Les sachets en plastique continuent d’envahir les rues, les marchés et les cours d’eau. Malgré les lois en vigueur, la gestion des déchets plastiques reste un défi majeur pour les autorités et les citoyens.
Dans les grandes villes comme Dakar, Thiès ou Saint-Louis, mais aussi dans les zones rurales, le plastique est partout. Il bouche les caniveaux, pollue les sols et étouffe les animaux. Pourtant, le Sénégal a interdit l’usage des sachets plastiques fins depuis 2020, dans le cadre d’une loi qui visait à réduire l’impact de ces déchets sur l’environnement.

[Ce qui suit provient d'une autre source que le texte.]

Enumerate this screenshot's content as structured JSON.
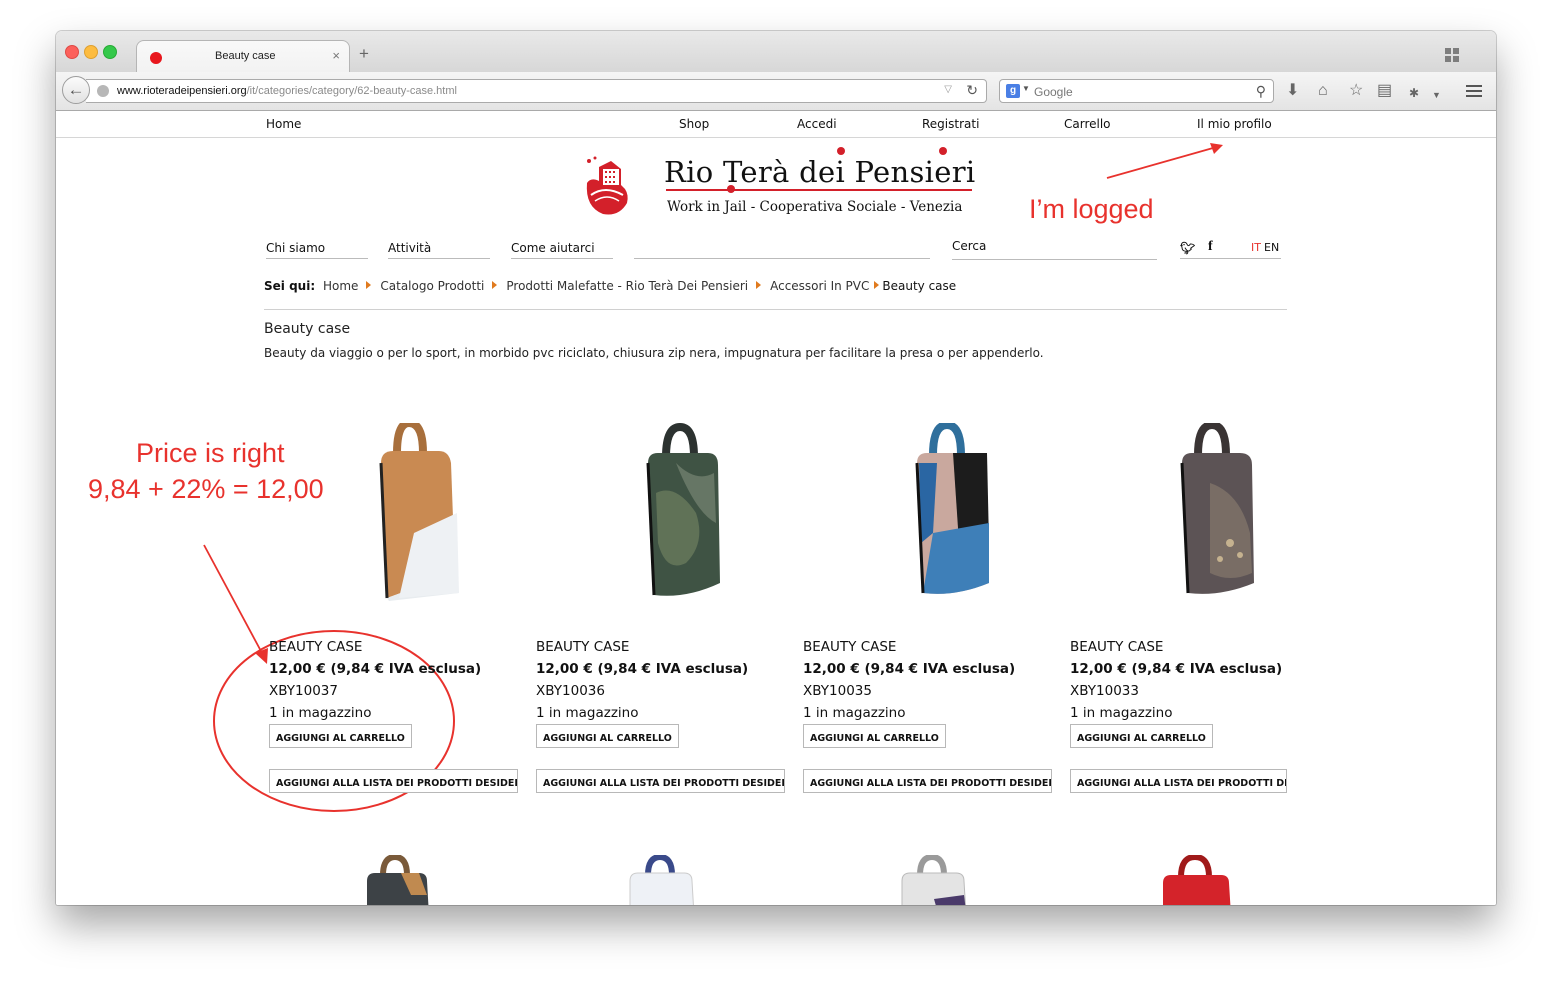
{
  "browser": {
    "tab_title": "Beauty case",
    "tab_close": "×",
    "new_tab": "+",
    "url_host": "www.rioteradeipensieri.org",
    "url_path": "/it/categories/category/62-beauty-case.html",
    "search_placeholder": "Google",
    "search_engine_badge": "g",
    "icons": [
      "back-arrow-icon",
      "globe-icon",
      "reload-icon",
      "search-icon",
      "download-icon",
      "home-icon",
      "bookmark-star-icon",
      "reading-list-icon",
      "addon-icon",
      "menu-icon",
      "tab-groups-icon"
    ]
  },
  "top_menu": {
    "home": "Home",
    "shop": "Shop",
    "login": "Accedi",
    "register": "Registrati",
    "cart": "Carrello",
    "profile": "Il mio profilo"
  },
  "logo": {
    "title": "Rio Terà dei Pensieri",
    "subtitle": "Work in Jail - Cooperativa Sociale - Venezia"
  },
  "secondary_nav": {
    "about": "Chi siamo",
    "activities": "Attività",
    "help": "Come aiutarci",
    "search_label": "Cerca",
    "lang_it": "IT",
    "lang_en": "EN"
  },
  "breadcrumb": {
    "label": "Sei qui:",
    "items": [
      "Home",
      "Catalogo Prodotti",
      "Prodotti Malefatte - Rio Terà Dei Pensieri",
      "Accessori In PVC"
    ],
    "current": "Beauty case"
  },
  "category": {
    "title": "Beauty case",
    "description": "Beauty da viaggio o per lo sport, in morbido pvc riciclato, chiusura zip nera, impugnatura per facilitare la presa o per appenderlo."
  },
  "products": [
    {
      "name": "BEAUTY CASE",
      "price": "12,00 € (9,84 € IVA esclusa)",
      "sku": "XBY10037",
      "stock": "1 in magazzino",
      "cart_button": "AGGIUNGI AL CARRELLO",
      "wishlist_button": "AGGIUNGI ALLA LISTA DEI PRODOTTI DESIDERATI"
    },
    {
      "name": "BEAUTY CASE",
      "price": "12,00 € (9,84 € IVA esclusa)",
      "sku": "XBY10036",
      "stock": "1 in magazzino",
      "cart_button": "AGGIUNGI AL CARRELLO",
      "wishlist_button": "AGGIUNGI ALLA LISTA DEI PRODOTTI DESIDERATI"
    },
    {
      "name": "BEAUTY CASE",
      "price": "12,00 € (9,84 € IVA esclusa)",
      "sku": "XBY10035",
      "stock": "1 in magazzino",
      "cart_button": "AGGIUNGI AL CARRELLO",
      "wishlist_button": "AGGIUNGI ALLA LISTA DEI PRODOTTI DESIDERATI"
    },
    {
      "name": "BEAUTY CASE",
      "price": "12,00 € (9,84 € IVA esclusa)",
      "sku": "XBY10033",
      "stock": "1 in magazzino",
      "cart_button": "AGGIUNGI AL CARRELLO",
      "wishlist_button": "AGGIUNGI ALLA LISTA DEI PRODOTTI DESIDERATI"
    }
  ],
  "annotations": {
    "logged": "I’m logged",
    "price_line1": "Price is right",
    "price_line2": "9,84 + 22% = 12,00"
  },
  "colors": {
    "brand_red": "#d3202a",
    "annotation_red": "#e8322d",
    "breadcrumb_arrow": "#e07a1e"
  }
}
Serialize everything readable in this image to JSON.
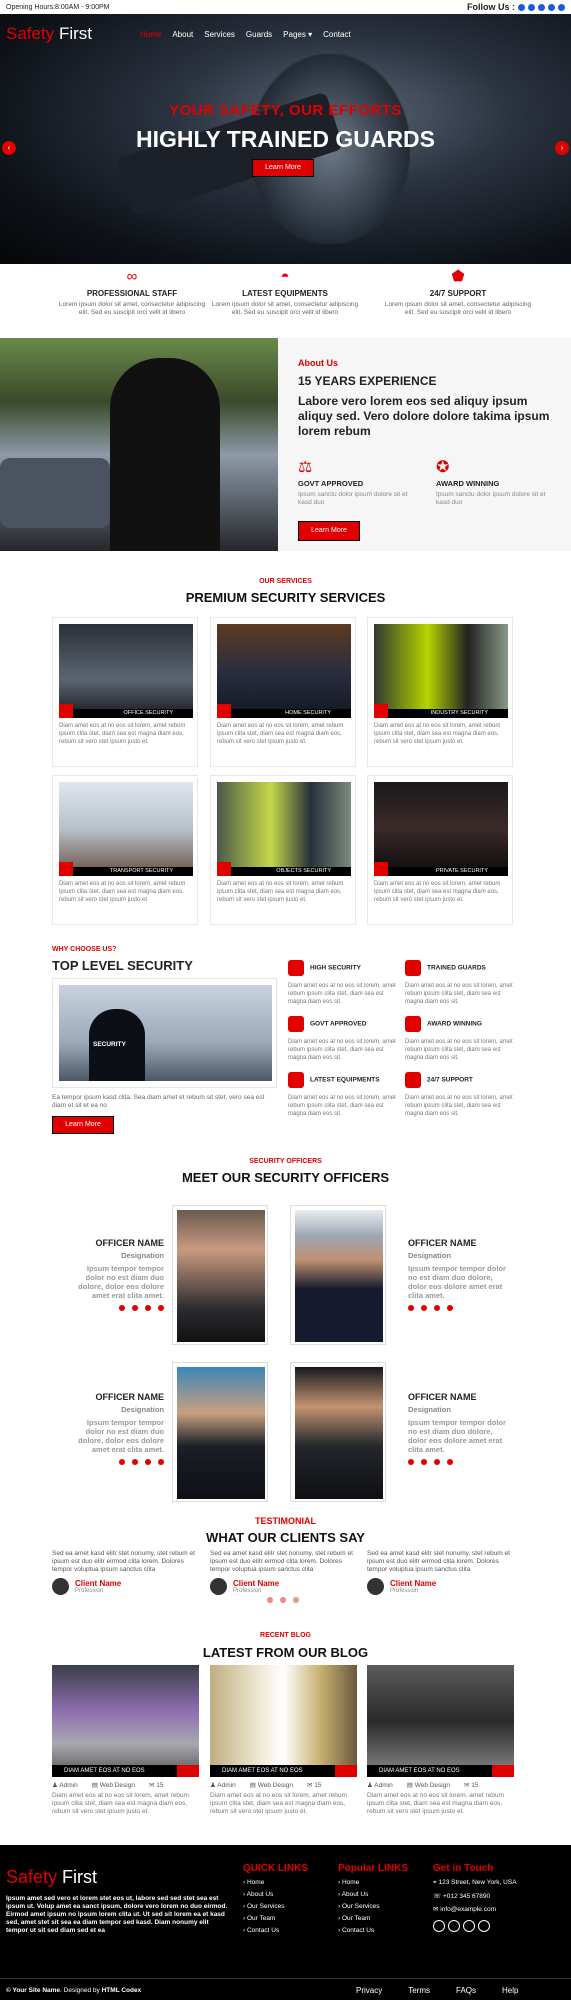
{
  "topbar": {
    "hours": "Opening Hours:8:00AM - 9:00PM",
    "follow": "Follow Us :"
  },
  "brand": {
    "safety": "Safety",
    "first": "First"
  },
  "nav": {
    "items": [
      "Home",
      "About",
      "Services",
      "Guards",
      "Pages",
      "Contact"
    ]
  },
  "hero": {
    "subtitle": "YOUR SAFETY, OUR EFFORTS",
    "title": "HIGHLY TRAINED GUARDS",
    "button": "Learn More",
    "prev": "‹",
    "next": "›"
  },
  "features": [
    {
      "title": "PROFESSIONAL STAFF",
      "text": "Lorem ipsum dolor sit amet, consectetur adipiscing elit. Sed eu suscipit orci velit id libero",
      "icon": "handcuffs-icon"
    },
    {
      "title": "LATEST EQUIPMENTS",
      "text": "Lorem ipsum dolor sit amet, consectetur adipiscing elit. Sed eu suscipit orci velit id libero",
      "icon": "helmet-icon"
    },
    {
      "title": "24/7 SUPPORT",
      "text": "Lorem ipsum dolor sit amet, consectetur adipiscing elit. Sed eu suscipit orci velit id libero",
      "icon": "shield-icon"
    }
  ],
  "about": {
    "sub": "About Us",
    "title": "15 YEARS EXPERIENCE",
    "lead": "Labore vero lorem eos sed aliquy ipsum aliquy sed. Vero dolore dolore takima ipsum lorem rebum",
    "items": [
      {
        "title": "GOVT APPROVED",
        "text": "Ipsum sanctu dolor ipsum dolore sit et kasd duo"
      },
      {
        "title": "AWARD WINNING",
        "text": "Ipsum sanctu dolor ipsum dolore sit et kasd duo"
      }
    ],
    "button": "Learn More"
  },
  "services": {
    "sub": "OUR SERVICES",
    "title": "PREMIUM SECURITY SERVICES",
    "text": "Diam amet eos at no eos sit lorem, amet rebum ipsum clita stet, diam sea est magna diam eos, rebum sit vero stet ipsum justo et.",
    "items": [
      "OFFICE SECURITY",
      "HOME SECURITY",
      "INDUSTRY SECURITY",
      "TRANSPORT SECURITY",
      "OBJECTS SECURITY",
      "PRIVATE SECURITY"
    ]
  },
  "why": {
    "sub": "WHY CHOOSE US?",
    "title": "TOP LEVEL SECURITY",
    "text": "Ea tempor ipsum kasd clita. Sea diam amet et rebum sit stet, vero sea est diam et sit et ea no",
    "button": "Learn More",
    "cardtext": "Diam amet eos at no eos sit lorem, amet rebum ipsum clita stet, diam sea est magna diam eos sit.",
    "items": [
      "HIGH SECURITY",
      "TRAINED GUARDS",
      "GOVT APPROVED",
      "AWARD WINNING",
      "LATEST EQUIPMENTS",
      "24/7 SUPPORT"
    ],
    "badge": "SECURITY"
  },
  "officers": {
    "sub": "SECURITY OFFICERS",
    "title": "MEET OUR SECURITY OFFICERS",
    "name": "OFFICER NAME",
    "designation": "Designation",
    "text": "Ipsum tempor tempor dolor no est diam duo dolore, dolor eos dolore amet erat clita amet."
  },
  "testimonial": {
    "sub": "TESTIMONIAL",
    "title": "WHAT OUR CLIENTS SAY",
    "text": "Sed ea amet kasd elitr stet nonumy, stet rebum et ipsum est duo elitr eirmod clita lorem. Dolores tempor voluptua ipsum sanctus clita",
    "name": "Client Name",
    "profession": "Profession"
  },
  "blog": {
    "sub": "RECENT BLOG",
    "title": "LATEST FROM OUR BLOG",
    "caption": "DIAM AMET EOS AT NO EOS",
    "author": "Admin",
    "category": "Web Design",
    "comments": "15",
    "text": "Diam amet eos at no eos sit lorem, amet rebum ipsum clita stet, diam sea est magna diam eos, rebum sit vero stet ipsum justo et."
  },
  "footer": {
    "about": "Ipsum amet sed vero et lorem stet eos ut, labore sed sed stet sea est ipsum ut. Volup amet ea sanct ipsum, dolore vero lorem no duo eirmod. Eirmod amet ipsum no ipsum lorem clita ut. Ut sed sit lorem ea et kasd sed, amet stet sit sea ea diam tempor sed kasd. Diam nonumy elit tempor ut sit sed diam sed et ea",
    "quick_title": "QUICK LINKS",
    "popular_title": "Popular LINKS",
    "contact_title": "Get in Touch",
    "links": [
      "Home",
      "About Us",
      "Our Services",
      "Our Team",
      "Contact Us"
    ],
    "address": "123 Street, New York, USA",
    "phone": "+012 345 67890",
    "email": "info@example.com",
    "copyright_a": "© Your Site Name",
    "copyright_b": ". Designed by ",
    "copyright_c": "HTML Codex",
    "bottom_links": [
      "Privacy",
      "Terms",
      "FAQs",
      "Help"
    ]
  }
}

Mais dans les faits, la pollution plastique ne faiblit pas. Les marchés sont encore remplis de sachets noirs, les vendeurs ambulants les utilisent au quotidien, et peu de sanctions sont réellement appliquées. Résultat : les déchets plastiques s’accumulent et aggravent les inondations, les maladies et la dégradation des écosystèmes.
Selon des experts en environnement, un changement profond de comportement est nécessaire. Les citoyens doivent être mieux informés sur les dangers du plastique à usage unique, et des alternatives doivent être accessibles et bon marché. Des solutions existent : sachets biodégradables, paniers traditionnels, contenants réutilisables…
Les autorités, de leur côté, doivent renforcer le tri, la collecte et le recyclage. Plusieurs initiatives locales montrent qu’il est possible de transformer les déchets plastiques en pavés, en matériaux de construction ou en objets utiles. Ces projets méritent d’être soutenus et étendus à l’échelle nationale.
Protéger l’environnement, c’est aussi protéger notre santé, notre agriculture et notre avenir. Le combat contre les déchets plastiques doit être une priorité partagée par tous : État, collectivités, entreprises et citoyens.